On peut encore regarder sur cette question de l’unité et de la pluralité de Dieu les passages suivants :
Voilà pourquoi il n'est pas étonnant que cet enseignement ait toujours existé dans la tradition juive. C’est ainsi que bien avant que ne se fixe la doctrine chrétienne et jusqu’à un siècle environ après la destruction du second temple, des rabbins éminents ont enseigné la doctrine de la Trinité. Dans le Zohar, écrit à la fin du premier siècle par Siméon Ben Jochaï et son fils Eliezer, on lit :
« Comment les trois peuvent-ils être UN ? Sont-ils vraiment UN, parce que nous les appelons UN ? Ce mystère ne peut être compris que par la révélation du Saint-Esprit » (Zohar, III : Exodus 43b)

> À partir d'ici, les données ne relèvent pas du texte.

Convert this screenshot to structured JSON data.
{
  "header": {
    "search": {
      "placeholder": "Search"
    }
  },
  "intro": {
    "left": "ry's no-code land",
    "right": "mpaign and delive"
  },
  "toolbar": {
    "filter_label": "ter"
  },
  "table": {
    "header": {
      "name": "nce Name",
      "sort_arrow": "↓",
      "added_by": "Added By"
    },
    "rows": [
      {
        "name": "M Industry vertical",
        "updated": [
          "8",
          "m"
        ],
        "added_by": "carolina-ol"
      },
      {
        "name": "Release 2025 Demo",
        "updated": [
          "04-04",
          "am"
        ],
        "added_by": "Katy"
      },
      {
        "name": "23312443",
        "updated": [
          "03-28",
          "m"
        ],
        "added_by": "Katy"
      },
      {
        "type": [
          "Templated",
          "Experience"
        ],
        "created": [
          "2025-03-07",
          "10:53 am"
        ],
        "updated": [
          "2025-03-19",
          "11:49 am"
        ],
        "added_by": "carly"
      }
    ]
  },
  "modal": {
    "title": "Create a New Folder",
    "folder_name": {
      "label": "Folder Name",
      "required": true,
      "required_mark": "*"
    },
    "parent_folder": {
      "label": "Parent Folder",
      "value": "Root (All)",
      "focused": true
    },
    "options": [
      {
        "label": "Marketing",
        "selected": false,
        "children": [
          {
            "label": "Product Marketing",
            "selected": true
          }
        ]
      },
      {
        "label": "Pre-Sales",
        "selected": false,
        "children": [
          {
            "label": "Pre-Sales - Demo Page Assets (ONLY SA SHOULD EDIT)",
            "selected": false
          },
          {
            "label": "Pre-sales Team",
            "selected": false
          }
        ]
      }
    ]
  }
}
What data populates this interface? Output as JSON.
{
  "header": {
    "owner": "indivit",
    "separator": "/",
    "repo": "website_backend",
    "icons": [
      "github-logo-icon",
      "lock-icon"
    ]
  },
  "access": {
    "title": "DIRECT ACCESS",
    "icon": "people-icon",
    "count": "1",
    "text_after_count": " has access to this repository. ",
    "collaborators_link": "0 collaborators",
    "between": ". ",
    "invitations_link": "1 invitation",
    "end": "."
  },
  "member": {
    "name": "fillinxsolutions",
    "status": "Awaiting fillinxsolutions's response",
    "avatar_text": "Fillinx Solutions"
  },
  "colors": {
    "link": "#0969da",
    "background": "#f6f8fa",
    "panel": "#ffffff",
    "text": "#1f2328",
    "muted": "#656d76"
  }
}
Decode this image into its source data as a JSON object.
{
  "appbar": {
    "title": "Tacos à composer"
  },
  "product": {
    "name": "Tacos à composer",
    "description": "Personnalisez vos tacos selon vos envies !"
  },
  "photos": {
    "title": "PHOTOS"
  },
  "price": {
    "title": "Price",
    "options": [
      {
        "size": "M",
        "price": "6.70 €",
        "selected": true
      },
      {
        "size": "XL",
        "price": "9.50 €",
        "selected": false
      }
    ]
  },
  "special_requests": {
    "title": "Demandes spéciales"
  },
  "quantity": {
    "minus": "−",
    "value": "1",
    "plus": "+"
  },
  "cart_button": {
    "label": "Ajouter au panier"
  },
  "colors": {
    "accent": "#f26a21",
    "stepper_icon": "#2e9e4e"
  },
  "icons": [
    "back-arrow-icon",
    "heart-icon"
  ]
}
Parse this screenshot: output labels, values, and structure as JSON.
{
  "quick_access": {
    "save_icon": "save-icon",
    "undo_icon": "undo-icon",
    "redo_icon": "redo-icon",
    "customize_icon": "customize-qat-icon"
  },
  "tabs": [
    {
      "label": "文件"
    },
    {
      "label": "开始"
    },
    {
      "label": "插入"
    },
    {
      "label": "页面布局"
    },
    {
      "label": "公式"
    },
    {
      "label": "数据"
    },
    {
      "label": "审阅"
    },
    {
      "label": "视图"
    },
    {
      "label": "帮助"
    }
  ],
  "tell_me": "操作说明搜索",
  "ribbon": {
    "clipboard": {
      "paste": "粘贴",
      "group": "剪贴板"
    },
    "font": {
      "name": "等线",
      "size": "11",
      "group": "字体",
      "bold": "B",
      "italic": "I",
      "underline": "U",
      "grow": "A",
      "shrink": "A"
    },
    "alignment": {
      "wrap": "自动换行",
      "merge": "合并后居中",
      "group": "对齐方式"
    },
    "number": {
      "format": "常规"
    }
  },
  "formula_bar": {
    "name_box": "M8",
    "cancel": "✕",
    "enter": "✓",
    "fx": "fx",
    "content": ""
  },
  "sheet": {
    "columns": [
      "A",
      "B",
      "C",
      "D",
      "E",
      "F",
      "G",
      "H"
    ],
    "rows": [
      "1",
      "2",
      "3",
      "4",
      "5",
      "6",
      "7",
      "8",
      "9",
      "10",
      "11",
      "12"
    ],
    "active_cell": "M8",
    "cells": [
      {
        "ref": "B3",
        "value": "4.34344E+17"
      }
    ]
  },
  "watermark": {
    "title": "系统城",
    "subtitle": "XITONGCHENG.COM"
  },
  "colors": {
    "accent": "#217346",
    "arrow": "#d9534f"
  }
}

Les anciens maîtres juifs, le rabbin Hakkalir entre autres, employaient l'expression « Trois noms » pour désigner les trois Sephirots (puissances) par lesquelles le monde fut créé.
Jadis, Israël, entouré de nations polythéistes, avait tendance à embrasser leur idolâtrie ; les Écritures hébraïques insistèrent donc davantage sur l’unité de Dieu que sur sa «tri-unité». Mais à l’époque du Nouveau Testament et de l’Incarnation espérée par les prophètes (« Ah si tu déchirais les cieux et si tu descendais ! … » - Isaïe 63,19), l’idolâtrie ne posant plus de problème en Israël, il fut possible de formuler plus clairement la notion de « tri-unité » de Dieu dans les Écritures.
Dans le Nouveau Testament, les trois mentionnés représentent Dieu le Père, Dieu le Fils (le Messie, Jésus qui est le « Dabar », la Parole, le Verbe de Dieu) et Dieu l’Esprit qui sont UN (ehad), ce qui est l’affirmation fondamentale du Chema : «Écoute, Ô Israël, l’Éternel notre Dieu, l’Éternel est un », affirmation que Jésus Lui-même considérait comme étant le premier commandement.
L'étude du Tétragramme conduit aux mêmes conclusions :
En deux mots, les juifs croient que dans le Nom sacré de Dieu révélé à Moïse se trouvent cachés tous les mystères de Dieu et une lecture naturelle y reconnait effectivement le mystère de la Trinité et l'annonce du plan de salut de Dieu, qui passe par la venue du Messie éternel de Dieu. Dans le Nom de Dieu révélé à Moïse et dans l'attente du Messie par Israël sont inscrits dès l'origine tout le mystère de la Trinité et toute l'histoire du salut, qui passe par l'Incarnation du Christ éternel portant le mystère de Dieu.